Eyesight is one of your most important senses. It helps you maintain independence, complete work, and do other activities. However, many people need glasses to ensure the best possible eyesight. If you suspect you need glasses but aren’t sure, review these common signs.
Blurred vision may be the first sign you notice. This can be poor distance vision (nearsightedness) or farsightedness. Children often experience blurred vision during school or while reading and doing homework. Adults may notice blurred vision while driving, reading, or doing computer work. Ask yourself when and where you have the most trouble seeing and report these changes to your eye doctor.
Many people who need glasses experience headaches because their eyes hurt when reading, sewing, or even buttoning and zipping clothing. Headaches begin as mild annoyances, but untreated, they can compromise your work and leisure time. Be vigilant about headaches that occur between the eyes, or headaches that are not confined to one area. If your child has frequent headaches, watch to see if he or she frequently rubs eyes or squints.
Eye Strain and Fatigue
You used to love to read, but now you’re exhausted after a few pages. You don’t watch your favorite team play football as often because all those bright colors and blurry yard lines strain your eyes. If regular activities make you unusually tired, it may be time for glasses. Additionally, take note if you misread or skip lines of information, or if you consistently mistake one letter for another (e.g., M for N).
Compromised Visual Acuity
People who need glasses may see “halos” around light or have difficulty with light adjustments. If you notice that you turn on more lights than usual or see shadows on books or screens, tell your eye doctor. Also, be sure to report if you’ve had difficulty driving at night. Your eye doctor may fit you for glasses right away because this can be a dangerous symptom of vision problems.
Poor Performance at Work or School
Even if you aren’t having the above problems, poor performance at work or school could indicate a need for glasses. Pay particular attention to evaluations of your computer-based work or any work involving spreadsheets, charts, and graphs. Negative feedback could be because of visual problems. Parents, watch your children’s grades. If they are slipping, especially in a former favorite subject, consult an eye doctor. School vision screenings can pick up possible issues, but they may not identify the root of the problem.
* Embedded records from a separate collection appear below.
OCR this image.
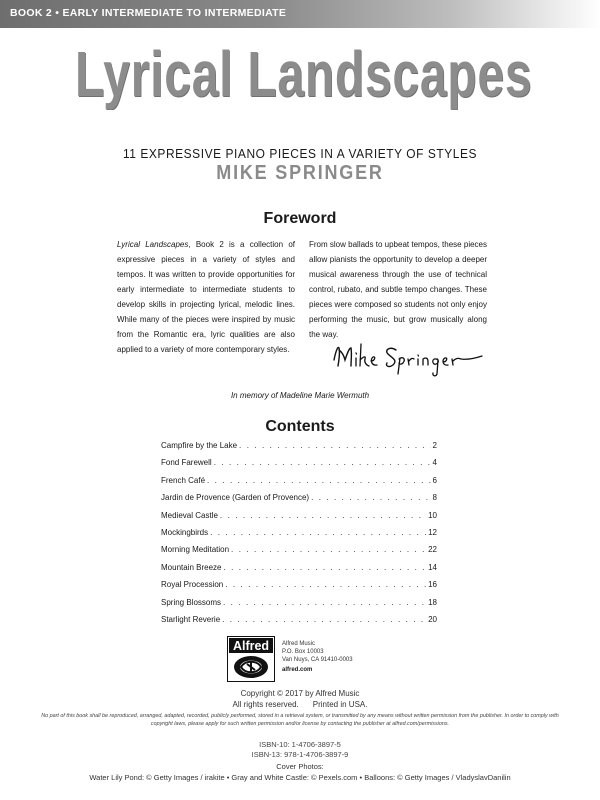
BOOK 2 • EARLY INTERMEDIATE TO INTERMEDIATE
Lyrical Landscapes
11 EXPRESSIVE PIANO PIECES IN A VARIETY OF STYLES
MIKE SPRINGER
Foreword
Lyrical Landscapes, Book 2 is a collection of expressive pieces in a variety of styles and tempos. It was written to provide opportunities for early intermediate to intermediate students to develop skills in projecting lyrical, melodic lines. While many of the pieces were inspired by music from the Romantic era, lyric qualities are also applied to a variety of more contemporary styles.
From slow ballads to upbeat tempos, these pieces allow pianists the opportunity to develop a deeper musical awareness through the use of technical control, rubato, and subtle tempo changes. These pieces were composed so students not only enjoy performing the music, but grow musically along the way.
In memory of Madeline Marie Wermuth
Contents
Campfire by the Lake . . .	2
Fond Farewell . . .	4
French Café . . .	6
Jardin de Provence (Garden of Provence) . . .	8
Medieval Castle . . .	10
Mockingbirds . . .	12
Morning Meditation . . .	22
Mountain Breeze . . .	14
Royal Procession . . .	16
Spring Blossoms . . .	18
Starlight Reverie . . .	20
Alfred Alfred Music
P.O. Box 10003
Van Nuys, CA 91410-0003
alfred.com
Copyright © 2017 by Alfred Music
All rights reserved. Printed in USA.
No part of this book shall be reproduced, arranged, adapted, recorded, publicly performed, stored in a retrieval system, or transmitted by any means without written permission from the publisher. In order to comply with copyright laws, please apply for such written permission and/or license by contacting the publisher at alfred.com/permissions.
ISBN-10: 1-4706-3897-5
ISBN-13: 978-1-4706-3897-9
Cover Photos:
Water Lily Pond: © Getty Images / irakite • Gray and White Castle: © Pexels.com • Balloons: © Getty Images / VladyslavDanilin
Sometimes, people who need glasses develop coping mechanisms they don’t typically notice. For instance, they may blink frequently to refocus if their eyes are tired. They may hold books or papers very close or far away from their faces or lean over desks or tables to do work. As noted, people with vision problems commonly squint. If you notice any of these developments, consult with your eye doctor about getting glasses.